FDA requires manufacturers of sunlamps to develop an exposure schedule and establish a maximum recommended exposure time based on the UV emission characteristics of their products.
Tips for tanning indoors
If you use indoor tanning equipment, follow these steps to reduce the dangers of UV exposure:
Wear the goggles provided. Make sure they fit snugly and are not cracked. Start slowly and use short exposure times to build up a tan over time. Don’t use the maximum exposure time the first time you tan because you could get burned, and burns are thought to be related to melanoma. Follow manufacturer-recommended exposure times on the label for your skin type. Stick to your time limit. After a tan is developed, tan no more than once a week. Because sunburn takes 6 to 48 hours to develop, you may not realize your skin is burned until it is too late. So-called "Tanning Pills"
No tanning pills of any kind have been approved by FDA.
However, there are companies that market products they call "tanning pills." Some of these pills contain a color additive known as canthaxanthin, which, when ingested, can turn the skin a range of colors from orange to brown. Canthaxanthin is only approved for use as a color additive in foods and oral medications, and only in small amounts
Some tanning sprays contain DHA, a color additive that interacts with the dead surface cells in the outermost layer of the skin, to darken skin color. It is commonly used in "sunless tanning" lotions, creams, and spray-on products.

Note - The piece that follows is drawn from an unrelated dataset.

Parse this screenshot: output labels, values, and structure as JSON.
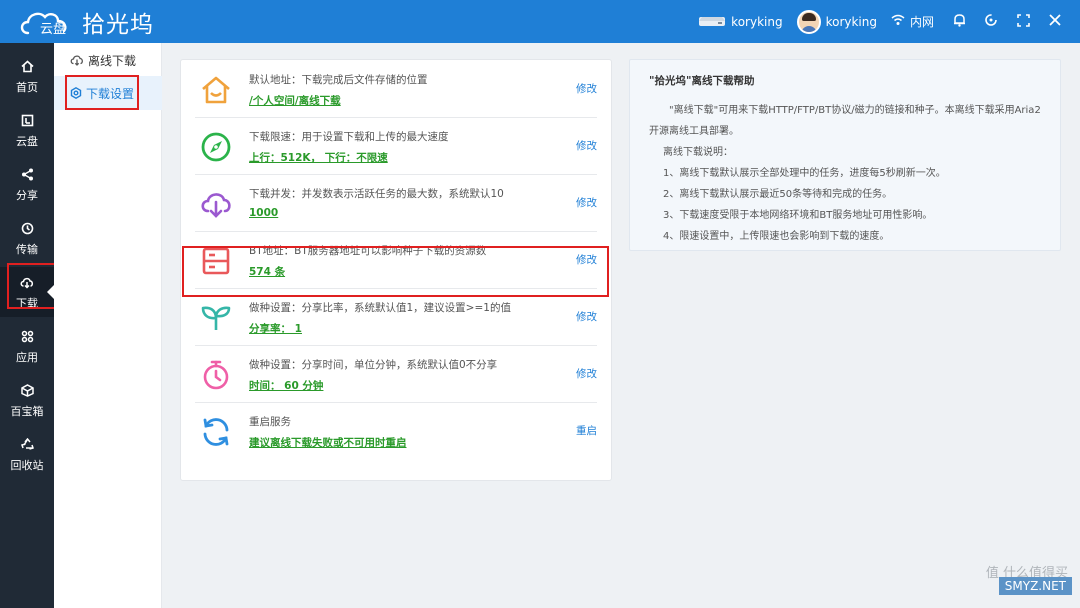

DHA is approved by FDA for use in coloring the skin, but it is limited to external application. The industry has not provided safety data to FDA to consider approving it for other uses, such as applying it to your lips or the area of your eyes, or inhaling it. Therefore, the risks, if any, are unknown. FDA recommends that if you visit a spray tanning salon, take precautions to protect your eyes and lips and avoid inhaling the spray.
Some tanning products on the market do not contain sunscreen. FDA requires these products to carry a warning statement.